Post last updated: December 31st, 2018

Before I left for Atlanta, I was eating bush beans out of my garden. I like the taste of bush beans better than pole beans. I instructed my brother, Bubba, to pick beans while I was gone. I assumed this would be a simple task since both he thinks he’s smarter than me. I was wrong. I returned to string beans that would have qualified for The Guinness World Record in giant beans.

A day or so later, when both Bubba and his wife were on the property, I casually asked if they remembered to pick beans. “Yes, we got a small handful.”

“Oh, a handful? Well, you could have picked 4 handfuls. I threw a mixing bowl of beans in the compost bin because they were too big. Big beans are tough beans.”

Bubba’s wife, who is a really great cook, confessed to not knowing much about picking beans. Bubba sat there mute.

For the benefit of those who think string beans come from a can at the grocery store, this is how you pick beans.

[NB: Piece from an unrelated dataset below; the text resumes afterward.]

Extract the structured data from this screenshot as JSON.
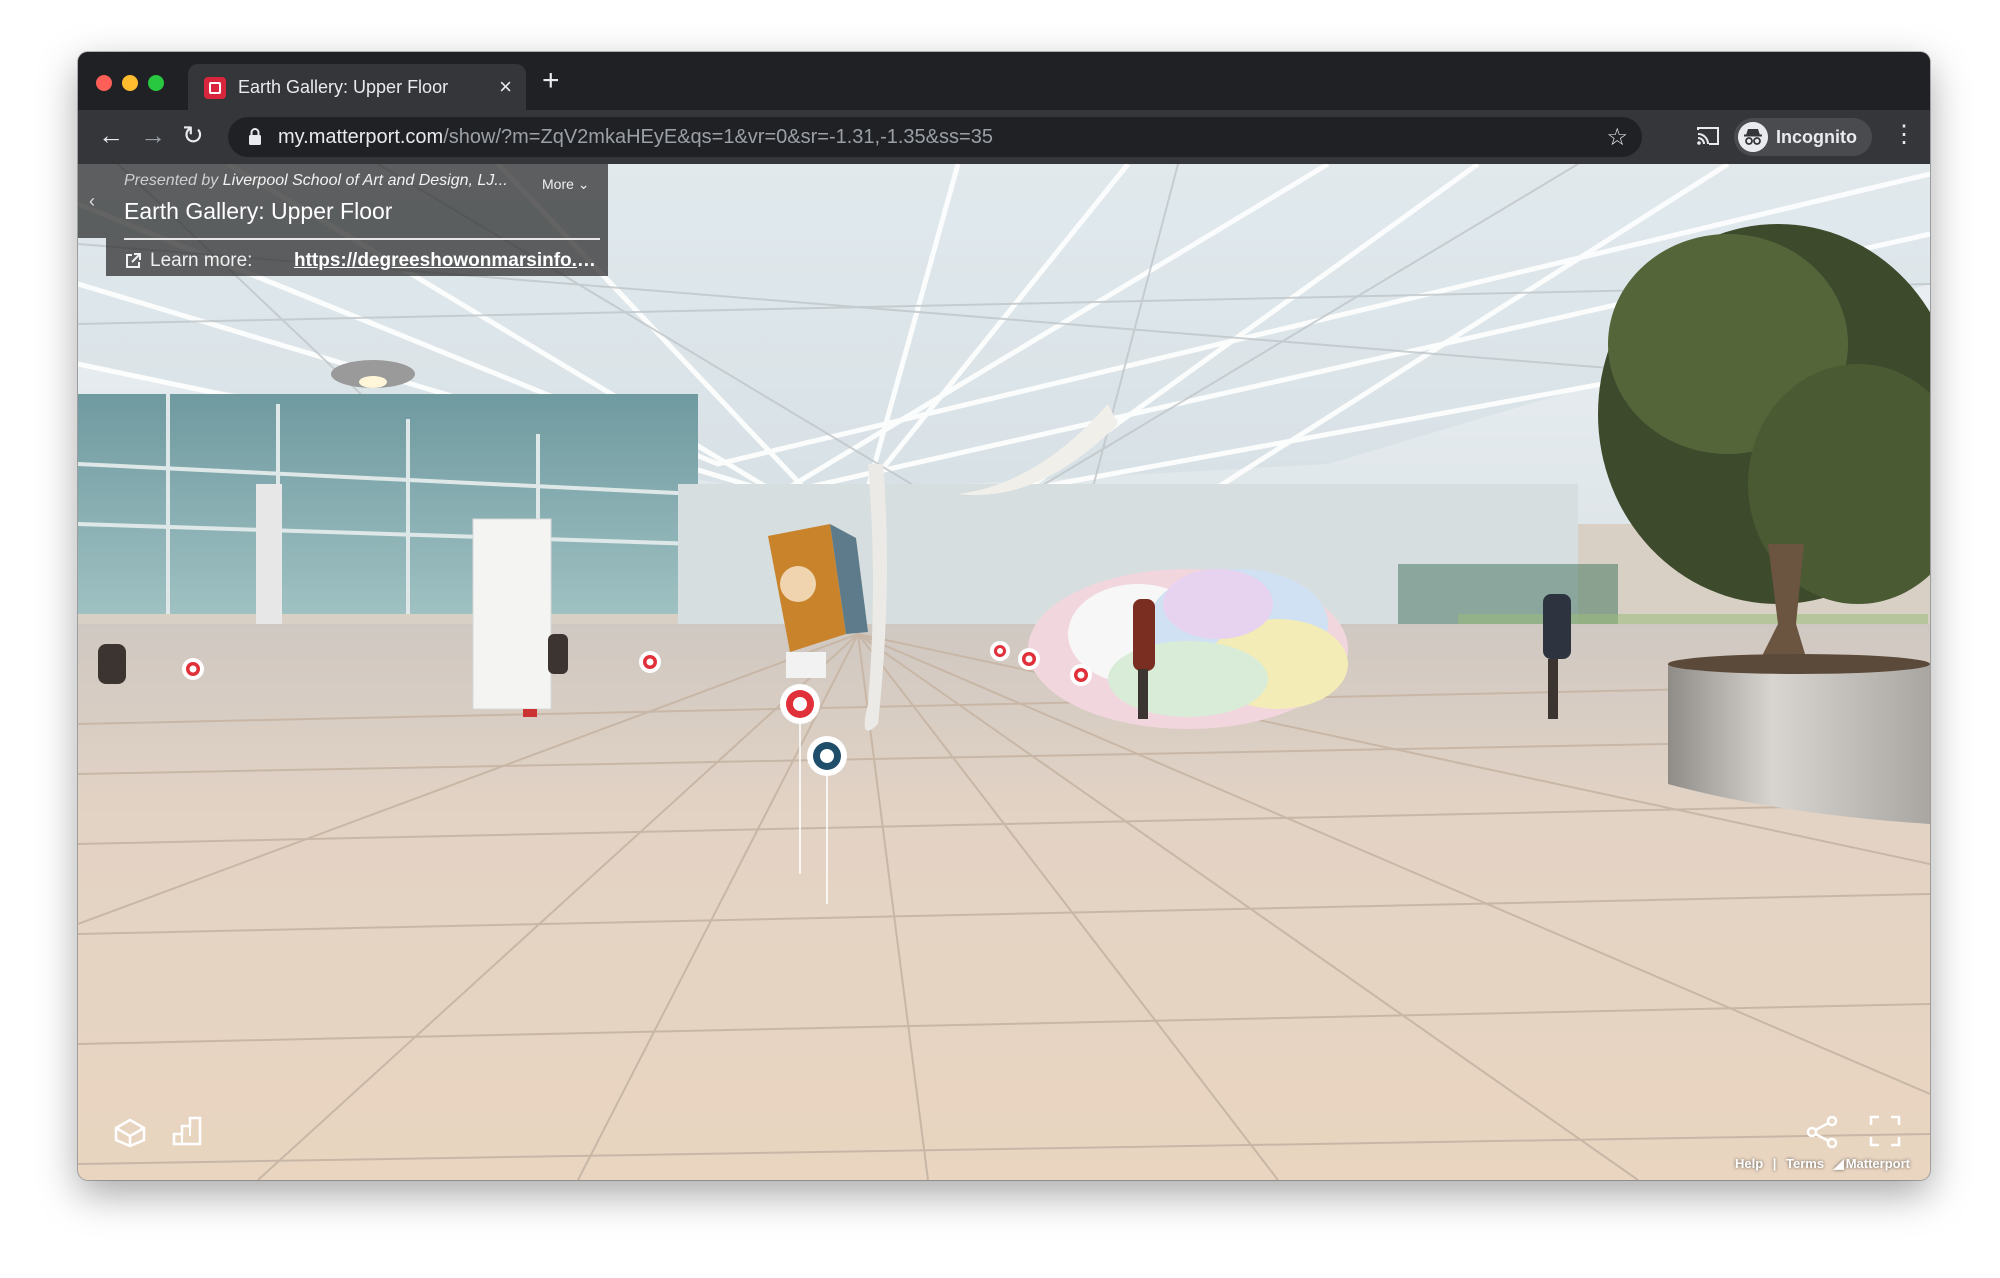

  1. Bush bean seeds are generally planted 3 inches apart. This means the plants, at maturity, will be a mass of leaves when viewed from the top. You won’t see very many beans waving their little hands at you above this canopy. If you pick only the beans you can see, you will leave behind a LOT of beans.
Canopy of bush beans with white blooms peeking out

2.   Bush beans grow about 2 feet tall before forming the canopy of leaves. Bush beans also have a tendency to vine. These vines start at the bottom of the plant and grow outwards. Some of the vines lie on the dirt. You need to separate the canopy of leaves from every direction – north, south, east and west and look for beans. There is no central bean stalk despite the fairy tales you heard in kindergarten. For learning purposes, pretend there is a stalk. Look up and down this imaginary central stalk. You will see beans.

3.   Pick any bean that looks like a pencil — 4 to 7 inches in length and the width of a pencil although some varieties of bush beans are flatter than a pencil. I have about 4 varieties on hand right now. I pick up the seed packets at dollar stores, usually for less than a dollar.

4.   Try to pinch the bean from the vine to avoid breaking the vines. You can pinch it with your thumb and forefinger or you can use both hands.

Oh yeah. Southern peas do the same thing – make a canopy of leaves and vine.

22 thoughts on “HOW TO PICK BUSH BEANS”

  1. Are bush beans what we call half runners? They have strings that must be pulled off before cooking? They get fat enough to have a white bean inside that can cook out of the green skin. SOOOO good. I prefer them over all other green beans and they cost $$$$$$. Sometimes almost $3/lb. One meal of beans only can cost close to $10. But they are soooooooo good so they are worth it.

    1. Loysetta – Based on an image search via Google, I would say “yes” half runners are bush beans. However, I don’t allow the white bean to mature because I can’t “quick cook” the larger bean. That’s what I refer to as an old, tough bean. In bush beans, we can purchase seeds for stringless bush beans. Less work. Our bush beans run $1.49 to $2/lb.

  2. What a pity they did not know how to pick beans nor how to look for them.
    It does not matter how smart you are if you do not have common sense it does not get you very far in the bean picking world.
    I bet they know it now…………….right?

    1. Meta – I’m not sure they are any better at picking beans. Bubba doesn’t always read my blog and his wife doesn’t at all. Other than fussin’ at them for not picking all of the beans, I didn’t say anything else. It’s like you said, picking beans is a common sense thing. I am just amazed at today’s disconnect with where food originates.

      1. Food originates at Publix (for your out-of-the-South readers, Publix is a food store). Hahaha – just ask Bubba!

          1. It don’t matter if you are the oldest sibling. You are still disrespecting me, it if you are giving me an eye roll. It would only be more disrespectful if you gave me BOTH an eye roll and head bob at the same time.

  3. I am a bush bean girl, myself. My daughter used to eat em right off the vine, before washing. She liked them crunchy and called them dirt beans…”cause they taste like dirt”. I think she meant “of the earth”. Next time, tell yore bro to git a youngin to hep. They know how to pick beans. …………………………………………………………………………………………………………giggle…

  4. I planted these for the first time last year and they were brilliant..couldn’t believe how good they tasted right out of the garden. Makes you wonder how long the ones in the grocery store have been hanging around!